Relative tilting theory in abelian categories I: Auslander-Buchweitz-Reiten approximations theory in subcategories and cotorsion pairs

TL;DR

This paper develops a generalized approximation theory in abelian categories using relative (co)resolutions, introducing new concepts like $\\\mathcal{X}$-complete pairs to facilitate $n$-$\mathcal{X}$-tilting theory.

Contribution

It introduces relative (co)resolutions and new pair concepts, extending Auslander-Buchweitz theory for tilting applications in abelian categories.

Findings

Existence theorem for relative approximations.

Closure properties of relative (co)resolution classes.

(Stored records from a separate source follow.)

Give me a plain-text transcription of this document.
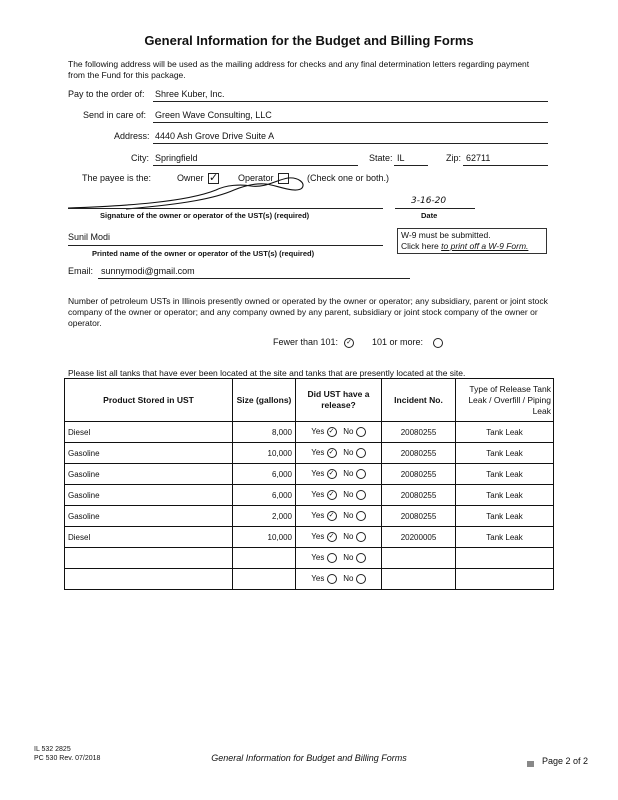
General Information for the Budget and Billing Forms
The following address will be used as the mailing address for checks and any final determination letters regarding payment from the Fund for this package.
Pay to the order of: Shree Kuber, Inc.
Send in care of: Green Wave Consulting, LLC
Address: 4440 Ash Grove Drive Suite A
City: Springfield	State: IL	Zip: 62711
The payee is the:	Owner ✓ Operator	(Check one or both.)
3-16-20
Signature of the owner or operator of the UST(s) (required)	Date
W-9 must be submitted.
Click here to print off a W-9 Form.
Sunil Modi
Printed name of the owner or operator of the UST(s) (required)
Email: sunnymodi@gmail.com
Number of petroleum USTs in Illinois presently owned or operated by the owner or operator; any subsidiary, parent or joint stock company of the owner or operator; and any company owned by any parent, subsidiary or joint stock company of the owner or operator.
Fewer than 101: ✓ 101 or more:
Please list all tanks that have ever been located at the site and tanks that are presently located at the site.
Product Stored in UST	Size (gallons)	Did UST have a release?	Incident No.	Type of Release Tank Leak / Overfill / Piping Leak
Diesel	8,000	Yes ✓ No	20080255	Tank Leak
Gasoline	10,000	Yes ✓ No	20080255	Tank Leak
Gasoline	6,000	Yes ✓ No	20080255	Tank Leak
Gasoline	6,000	Yes ✓ No	20080255	Tank Leak
Gasoline	2,000	Yes ✓ No	20080255	Tank Leak
Diesel	10,000	Yes ✓ No	20200005	Tank Leak
		Yes No		
		Yes No		
IL 532 2825
PC 530 Rev. 07/2018	General Information for Budget and Billing Forms	Page 2 of 2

Results on relative homological dimensions.

Abstract

In this paper we introduce a special kind of relative (co)resolutions associated to a pair of classes of objects in an abelian category $\mathcal{C}.$ We will see that, by studying these relative (co)resolutions, we get a possible generalization of a part of the Auslander-Buchweitz approximation theory that is useful for developing $n$-$\mathcal{X}$-tilting theory in [4]. With this goal, new concepts as $\mathcal{X}$-complete and $\mathcal{X}$-hereditary pairs are introduced as a generalization of complete and hereditary cotorsion pairs. These pairs appear in a natural way in the study of the category of representations of a quiver in an abelian category [5]. Our main results will include an existence theorem for relative approximations, among other results related with closure properties of relative (co)resolution classes and relative homological dimensions which are essential in the development of $n$-$\mathcal{X}$-tilting theory in [4].